Blog · 23 de julio de 2026
Cámaras descartables para eventos y casamientos: qué esperar
La idea es hermosa y por eso vuelve cada temporada: una cámara descartable en cada mesa, los invitados sacan fotos durante la fiesta, y después del casamiento revelás los rollos y descubrís la noche desde los ojos de todos. Nostalgia analógica pura. Antes de comprar diez cámaras, vale la pena saber qué esperar del resultado.
Los números reales de la cámara descartable
Cada cámara descartable trae 27 exposiciones y hoy cuesta bastante más de lo que costaba cuando era tecnología corriente — a eso hay que sumarle el revelado y la digitalización de cada rollo, que se paga aparte y tarda días o semanas. Para un salón de diez mesas, entre cámaras y revelado el presupuesto se va a un número importante… por un máximo teórico de 270 fotos.

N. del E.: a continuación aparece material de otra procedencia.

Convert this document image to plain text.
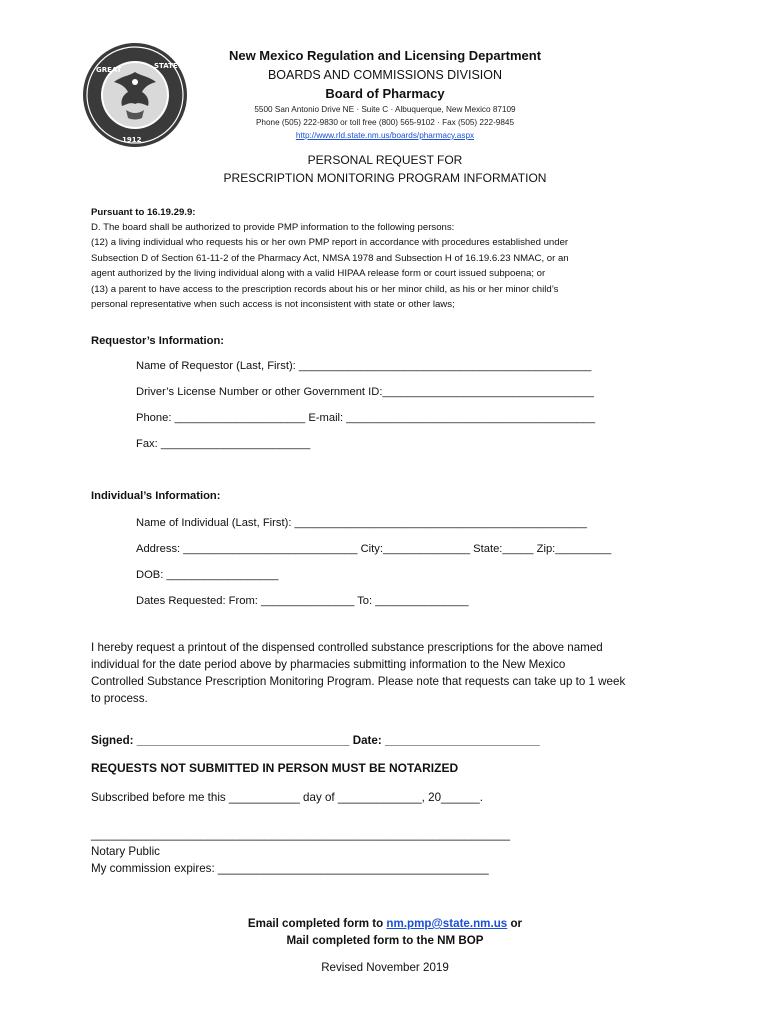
GREAT	STATE
1912
New Mexico Regulation and Licensing Department
BOARDS AND COMMISSIONS DIVISION
Board of Pharmacy
5500 San Antonio Drive NE · Suite C · Albuquerque, New Mexico 87109
Phone (505) 222-9830 or toll free (800) 565-9102 · Fax (505) 222-9845
http://www.rld.state.nm.us/boards/pharmacy.aspx
PERSONAL REQUEST FOR
PRESCRIPTION MONITORING PROGRAM INFORMATION
Pursuant to 16.19.29.9:
D. The board shall be authorized to provide PMP information to the following persons:
(12) a living individual who requests his or her own PMP report in accordance with procedures established under
Subsection D of Section 61-11-2 of the Pharmacy Act, NMSA 1978 and Subsection H of 16.19.6.23 NMAC, or an
agent authorized by the living individual along with a valid HIPAA release form or court issued subpoena; or
(13) a parent to have access to the prescription records about his or her minor child, as his or her minor child’s
personal representative when such access is not inconsistent with state or other laws;
Requestor’s Information:
Name of Requestor (Last, First): _______________________________________________
Driver’s License Number or other Government ID:__________________________________
Phone: _____________________ E-mail: ________________________________________
Fax: ________________________
Individual’s Information:
Name of Individual (Last, First): _______________________________________________
Address: ____________________________ City:______________ State:_____ Zip:_________
DOB: __________________
Dates Requested: From: _______________ To: _______________
I hereby request a printout of the dispensed controlled substance prescriptions for the above named
individual for the date period above by pharmacies submitting information to the New Mexico
Controlled Substance Prescription Monitoring Program. Please note that requests can take up to 1 week
to process.
Signed: _________________________________ Date: ________________________
REQUESTS NOT SUBMITTED IN PERSON MUST BE NOTARIZED
Subscribed before me this ___________ day of _____________, 20______.
_________________________________________________________________
Notary Public
My commission expires: __________________________________________
Email completed form to nm.pmp@state.nm.us or
Mail completed form to the NM BOP
Revised November 2019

- De esas 270, una parte importante sale movida, oscura o con el dedo en el lente: nadie puede ver lo que sacó ni repetir la toma
- Los invitados jóvenes — los que más fotos sacan — muchas veces no saben usarlas, y el flash manual pierde a la mitad
- Algún rollo siempre se pierde, se vela o directamente nadie lo lleva a revelar
- No hay videos: el vals, el brindis y el carnaval carioca quedan afuera
Por qué igual nos encanta la idea
Porque el instinto es correcto: las mejores fotos de un casamiento las sacan los invitados, no salen de la sesión posada. La previa con las amigas, el abrazo de la abuela, la pista a las tres de la mañana — eso lo capturan los que lo están viviendo. El problema de la cámara descartable no es la idea: es el soporte.
No es solo cosa de casamientos
El mismo cálculo se repite en cualquier evento con mesas: fiestas de 15, aniversarios, fiestas de egresados o eventos de empresa. Quien busca cámaras descartables para eventos se topa con los mismos números — el costo por cámara, el revelado que tarda semanas, el rollo que se pierde — y con la misma salida: un QR que reemplaza el rollo por la cámara que cada invitado ya tiene encima, sea cual sea el evento.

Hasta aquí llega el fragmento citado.